The GEHA has been running the system since spring 2003. Greene says it's difficult to put an actual dollar amount on the savings because most is in the form of better-spent working hours.
"If you have 100 claims with three fraudulent cases, you'd have to spend all that time on finding the fraudulent cases," Greene said. "Now, if you have 100 claims, those fraud cases float to the top."
Although the software detects fraud and abuse, the GEHA found the majority of claims that are flagged have payment or billing errors. This has allowed the GEHA to improve its false-positive rate, the number of cases that appear to be fraudulent but aren't, Greene said.
Using software to defend against fraud is part of a growing trend.

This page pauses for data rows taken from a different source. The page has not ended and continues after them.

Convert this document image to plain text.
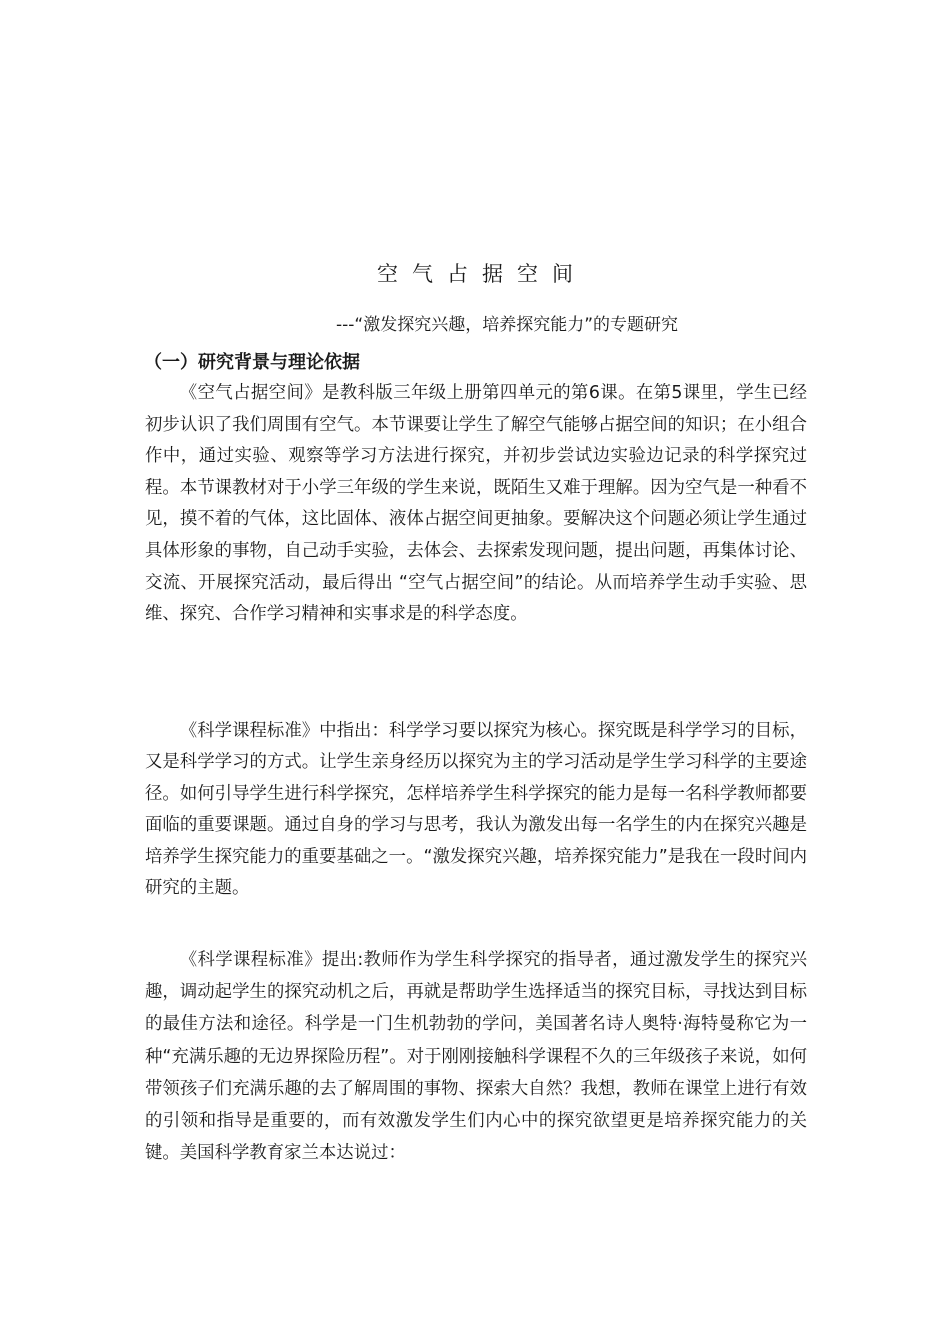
空气占据空间

---“激发探究兴趣，培养探究能力”的专题研究

（一）研究背景与理论依据

《空气占据空间》是教科版三年级上册第四单元的第6课。在第5课里，学生已经初步认识了我们周围有空气。本节课要让学生了解空气能够占据空间的知识；在小组合作中，通过实验、观察等学习方法进行探究，并初步尝试边实验边记录的科学探究过程。本节课教材对于小学三年级的学生来说，既陌生又难于理解。因为空气是一种看不见，摸不着的气体，这比固体、液体占据空间更抽象。要解决这个问题必须让学生通过具体形象的事物，自己动手实验，去体会、去探索发现问题，提出问题，再集体讨论、交流、开展探究活动，最后得出 “空气占据空间”的结论。从而培养学生动手实验、思维、探究、合作学习精神和实事求是的科学态度。

《科学课程标准》中指出：科学学习要以探究为核心。探究既是科学学习的目标，又是科学学习的方式。让学生亲身经历以探究为主的学习活动是学生学习科学的主要途径。如何引导学生进行科学探究，怎样培养学生科学探究的能力是每一名科学教师都要面临的重要课题。通过自身的学习与思考，我认为激发出每一名学生的内在探究兴趣是培养学生探究能力的重要基础之一。“激发探究兴趣，培养探究能力”是我在一段时间内研究的主题。

《科学课程标准》提出:教师作为学生科学探究的指导者，通过激发学生的探究兴趣，调动起学生的探究动机之后，再就是帮助学生选择适当的探究目标，寻找达到目标的最佳方法和途径。科学是一门生机勃勃的学问，美国著名诗人奥特·海特曼称它为一种“充满乐趣的无边界探险历程”。对于刚刚接触科学课程不久的三年级孩子来说，如何带领孩子们充满乐趣的去了解周围的事物、探索大自然？我想，教师在课堂上进行有效的引领和指导是重要的，而有效激发学生们内心中的探究欲望更是培养探究能力的关键。美国科学教育家兰本达说过：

"The days of someone hunched over a paper claims form are over," said Kirk Nahra, a lawyer with Wiley, Rein & Fielding. Nahra is also the general counsel of the National Health Care Anti-Fraud Association, which estimates about 3% to 10% of every dollar spent on healthcare in the U.S. is lost to fraud, totaling $39 billion to $150 billion a year.
Most of the fraud-detection software on the market utilizes a more traditional approach, looking at billing patterns and then examining the outliers, or payments by providers who charge abnormally high prices for a service, Greene said.
Mohit Ghose, director of public affairs for America's Health Insurance Plans, a 1,300-member trade group for insurers, said the prospective feature of the Fair Isaac system was interesting, but using software for this purpose isn't new.
"Fighting fraud is a priority," Ghose said. "The idea of using software has been around for a while."
The last time the AHIP asked its members if they used fraud-detection software was in 1999, and about 75% of the members said they had some sort of software in place, Ghose said. "One would assume that number has gone up," he said.
About 35 of the 41 Blue Cross and Blue Shield Association plans use fraud-detection software, said Byron Hollis, the national antifraud director for the Blues association. Hollis said depending on the size of the plan and the type of software, such systems can cost from $30,000 to $400,000.
IBM recently unveiled prospective software that works with its Fraud and Abuse Management Systems, which many insurers use. Similar to the Fair Isaac software, the IBM software will give each claim a fraud-risk score before a payment is made.
Paul Slagle, a founder of EDIWatch, which develops fraud-detection software for health claims, said IBM- and Fair Isaac-type systems aren't foolproof. The systems give odds as to whether a claim may be fraudulent but don't know if it's definitely a bad claim, he said.